On Thu, Mar 5, 2009 at 11:48 AM, Michael Blizek <
[email protected]> wrote:
> Hi!
>
> On 23:47 Wed 04 Mar , sahlot arvind wrote:
> > Hi All,
> >
> > Just had couple of questions:
> >
> > 1. kernel is preemptible if we are running in kernel mode and not holding
> > any lock. What if we preempt the kernel even when we are holding lock?
> > Assuming process A and B are trying to execute the same kernel path. So
> what
> > if something like this happens:
> > A gets into kernel mode and acquires a lock and then B comes, we preempt
> A
> > and schedule B. B gets into kernel mode, tries to acquire the lock but
> its
> > not available B goes to sleep, A gets the CPU again goes ahead does its
> job
> > and releases the lock. B wakes up gets the lock and proceeds normal.

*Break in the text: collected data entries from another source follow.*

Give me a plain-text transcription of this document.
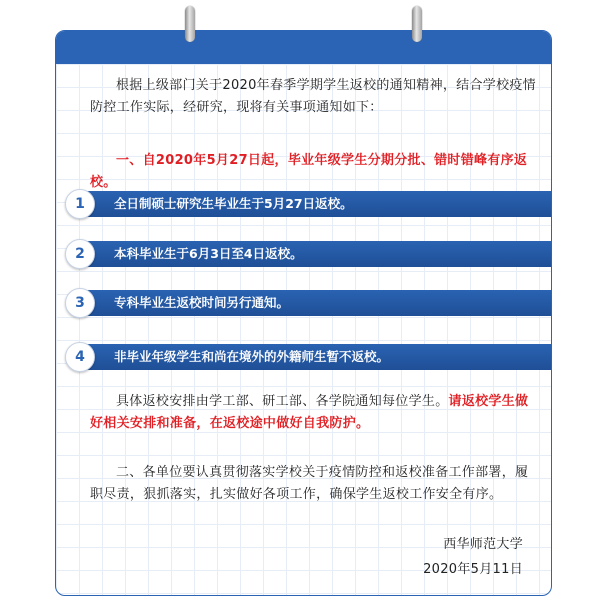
根据上级部门关于2020年春季学期学生返校的通知精神，结合学校疫情防控工作实际，经研究，现将有关事项通知如下：

一、自2020年5月27日起，毕业年级学生分期分批、错时错峰有序返校。

全日制硕士研究生毕业生于5月27日返校。
本科毕业生于6月3日至4日返校。
专科毕业生返校时间另行通知。
非毕业年级学生和尚在境外的外籍师生暂不返校。

具体返校安排由学工部、研工部、各学院通知每位学生。请返校学生做好相关安排和准备，在返校途中做好自我防护。

二、各单位要认真贯彻落实学校关于疫情防控和返校准备工作部署，履职尽责，狠抓落实，扎实做好各项工作，确保学生返校工作安全有序。

西华师范大学
2020年5月11日
1
2
3
4
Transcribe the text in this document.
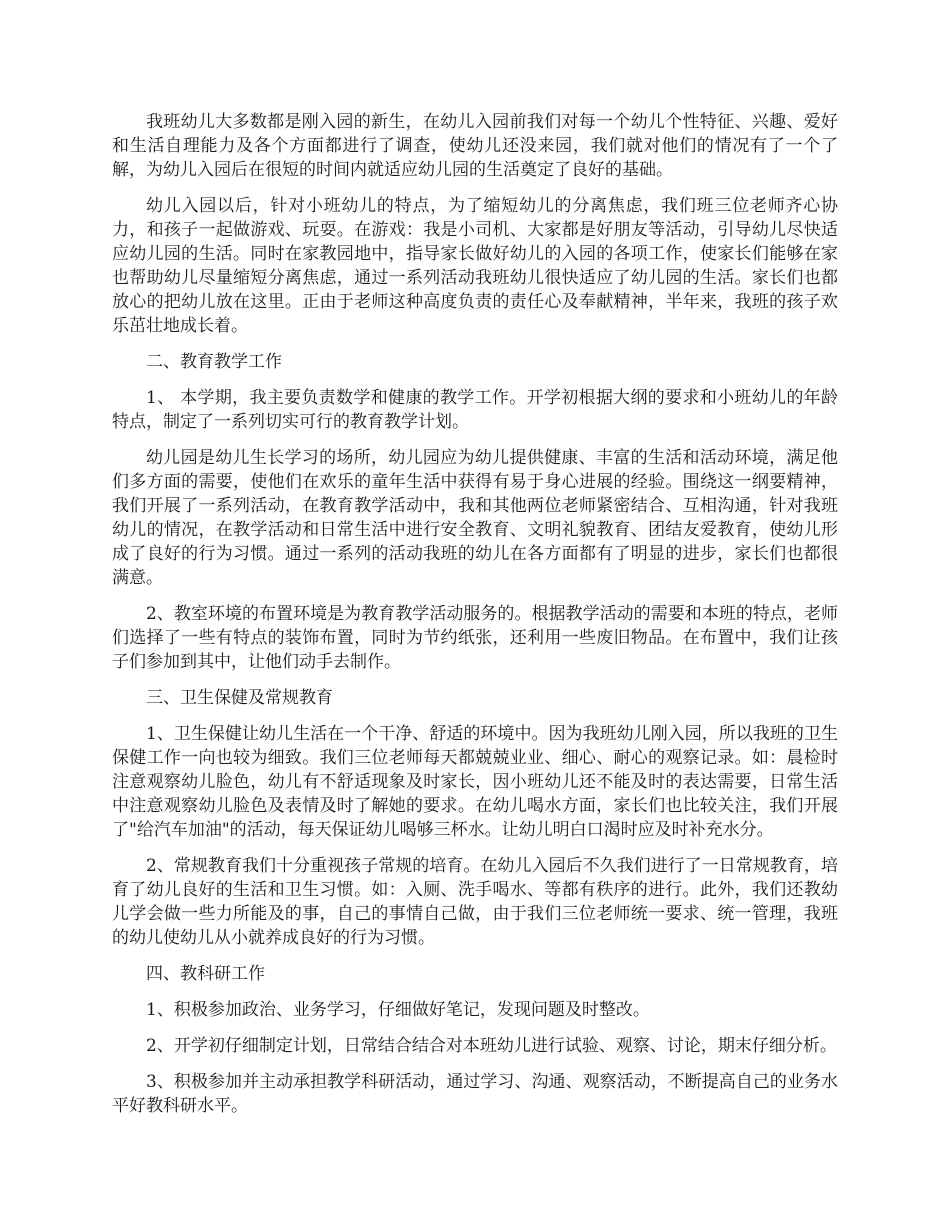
我班幼儿大多数都是刚入园的新生，在幼儿入园前我们对每一个幼儿个性特征、兴趣、爱好和生活自理能力及各个方面都进行了调查，使幼儿还没来园，我们就对他们的情况有了一个了解，为幼儿入园后在很短的时间内就适应幼儿园的生活奠定了良好的基础。

幼儿入园以后，针对小班幼儿的特点，为了缩短幼儿的分离焦虑，我们班三位老师齐心协力，和孩子一起做游戏、玩耍。在游戏：我是小司机、大家都是好朋友等活动，引导幼儿尽快适应幼儿园的生活。同时在家教园地中，指导家长做好幼儿的入园的各项工作，使家长们能够在家也帮助幼儿尽量缩短分离焦虑，通过一系列活动我班幼儿很快适应了幼儿园的生活。家长们也都放心的把幼儿放在这里。正由于老师这种高度负责的责任心及奉献精神，半年来，我班的孩子欢乐茁壮地成长着。

二、教育教学工作

1、 本学期，我主要负责数学和健康的教学工作。开学初根据大纲的要求和小班幼儿的年龄特点，制定了一系列切实可行的教育教学计划。

幼儿园是幼儿生长学习的场所，幼儿园应为幼儿提供健康、丰富的生活和活动环境，满足他们多方面的需要，使他们在欢乐的童年生活中获得有易于身心进展的经验。围绕这一纲要精神，我们开展了一系列活动，在教育教学活动中，我和其他两位老师紧密结合、互相沟通，针对我班幼儿的情况，在教学活动和日常生活中进行安全教育、文明礼貌教育、团结友爱教育，使幼儿形成了良好的行为习惯。通过一系列的活动我班的幼儿在各方面都有了明显的进步，家长们也都很满意。

2、教室环境的布置环境是为教育教学活动服务的。根据教学活动的需要和本班的特点，老师们选择了一些有特点的装饰布置，同时为节约纸张，还利用一些废旧物品。在布置中，我们让孩子们参加到其中，让他们动手去制作。

三、卫生保健及常规教育

1、卫生保健让幼儿生活在一个干净、舒适的环境中。因为我班幼儿刚入园，所以我班的卫生保健工作一向也较为细致。我们三位老师每天都兢兢业业、细心、耐心的观察记录。如：晨检时注意观察幼儿脸色，幼儿有不舒适现象及时家长，因小班幼儿还不能及时的表达需要，日常生活中注意观察幼儿脸色及表情及时了解她的要求。在幼儿喝水方面，家长们也比较关注，我们开展了"给汽车加油"的活动，每天保证幼儿喝够三杯水。让幼儿明白口渴时应及时补充水分。

2、常规教育我们十分重视孩子常规的培育。在幼儿入园后不久我们进行了一日常规教育，培育了幼儿良好的生活和卫生习惯。如：入厕、洗手喝水、等都有秩序的进行。此外，我们还教幼儿学会做一些力所能及的事，自己的事情自己做，由于我们三位老师统一要求、统一管理，我班的幼儿使幼儿从小就养成良好的行为习惯。

四、教科研工作

1、积极参加政治、业务学习，仔细做好笔记，发现问题及时整改。

2、开学初仔细制定计划，日常结合结合对本班幼儿进行试验、观察、讨论，期末仔细分析。

3、积极参加并主动承担教学科研活动，通过学习、沟通、观察活动，不断提高自己的业务水平好教科研水平。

> > Would there be any problem? I think no. Then why cannot we preempt kernel
> > when we are holding a lock in kernel mode?
>
> The kernel can be preempted when you are holding a mutex or semaphore. This
> is not the case for spinlocks. The reason is that they are used by both
> interrupt handlers and "normal" kernel code. Interrupt handlers cannot go
> to
> sleep and let some other code run to release the lock. So if there is any
> code which goes to sleep while holding a spinlock the kernel will hang when
> any code tries to get the lock in the meantime.
>
> > 2. If kernel is not preemptible then do we really need a separate kernel
> > mode stack for each and every process? I mean cannot we use a common
> kernel
> > mode stack for all and every process? I think we can because since only
> one
> > process could be in the kernel mode at a time, any process getting into
> > kernel mode can easily assume that the kernel mode stack is always free
> > whenever it gets into kernel mode.
>
> Maybe... However it would need at least one stack per cpu and making the
> kernel non preemptive is bad for system responsiveness.
>
I think sleeping in the kernel will make using a common kernel stack
extremely difficult (if not theoretically impossible).

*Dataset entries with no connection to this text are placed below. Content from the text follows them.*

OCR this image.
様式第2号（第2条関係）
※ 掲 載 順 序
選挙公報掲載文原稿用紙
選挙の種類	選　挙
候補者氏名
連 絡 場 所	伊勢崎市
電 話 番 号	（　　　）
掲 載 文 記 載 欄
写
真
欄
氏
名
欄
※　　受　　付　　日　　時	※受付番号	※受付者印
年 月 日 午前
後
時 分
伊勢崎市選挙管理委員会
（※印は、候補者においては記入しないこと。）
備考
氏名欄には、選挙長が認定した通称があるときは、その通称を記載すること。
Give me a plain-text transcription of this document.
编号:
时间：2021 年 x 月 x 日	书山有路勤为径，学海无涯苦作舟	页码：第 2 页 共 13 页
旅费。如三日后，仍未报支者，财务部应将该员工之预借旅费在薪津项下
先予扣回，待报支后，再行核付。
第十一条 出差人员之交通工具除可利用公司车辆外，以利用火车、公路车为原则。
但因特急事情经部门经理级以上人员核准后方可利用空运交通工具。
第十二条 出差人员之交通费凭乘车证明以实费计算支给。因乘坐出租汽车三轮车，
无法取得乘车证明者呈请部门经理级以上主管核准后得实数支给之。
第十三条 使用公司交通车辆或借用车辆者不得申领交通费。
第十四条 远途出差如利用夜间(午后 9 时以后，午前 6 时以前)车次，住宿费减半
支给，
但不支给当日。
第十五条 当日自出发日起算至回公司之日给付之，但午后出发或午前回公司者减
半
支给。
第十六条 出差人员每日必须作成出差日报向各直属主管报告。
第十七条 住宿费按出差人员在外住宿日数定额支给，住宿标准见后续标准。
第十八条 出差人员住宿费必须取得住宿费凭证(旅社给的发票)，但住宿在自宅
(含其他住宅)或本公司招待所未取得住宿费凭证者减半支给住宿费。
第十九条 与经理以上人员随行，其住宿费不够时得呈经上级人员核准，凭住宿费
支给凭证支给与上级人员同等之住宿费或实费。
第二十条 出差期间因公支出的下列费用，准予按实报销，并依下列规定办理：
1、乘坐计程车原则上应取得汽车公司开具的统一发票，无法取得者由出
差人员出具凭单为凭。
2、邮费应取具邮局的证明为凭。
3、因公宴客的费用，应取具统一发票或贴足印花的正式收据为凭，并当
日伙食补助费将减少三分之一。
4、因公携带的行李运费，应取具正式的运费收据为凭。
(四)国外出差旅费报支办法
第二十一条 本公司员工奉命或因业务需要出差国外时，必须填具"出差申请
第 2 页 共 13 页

Suppose, while running some code in the kernel, process A goes to sleep
process B is scheduled. B will then use the stack for its own calls. If B
too goes to sleep then there is no way that A can be run without B unwinding
the stack first. Even if we decide to save the stack pointer separately for
each process then, A will at some point, overwrite B's frames since they
share the stack.
IMHO, the confusion lies in saying that 'only one process could be in
the kernel mode at a time'. Although, on a uniprocessor machine only one
process can be in the kernel mode at any given instant of time, more than
one processes can be executing in kernel mode quasi-parallelly.
Kindly CMIIW...
Best regards,
Pranav
http://pranavsbrain.peshwe.com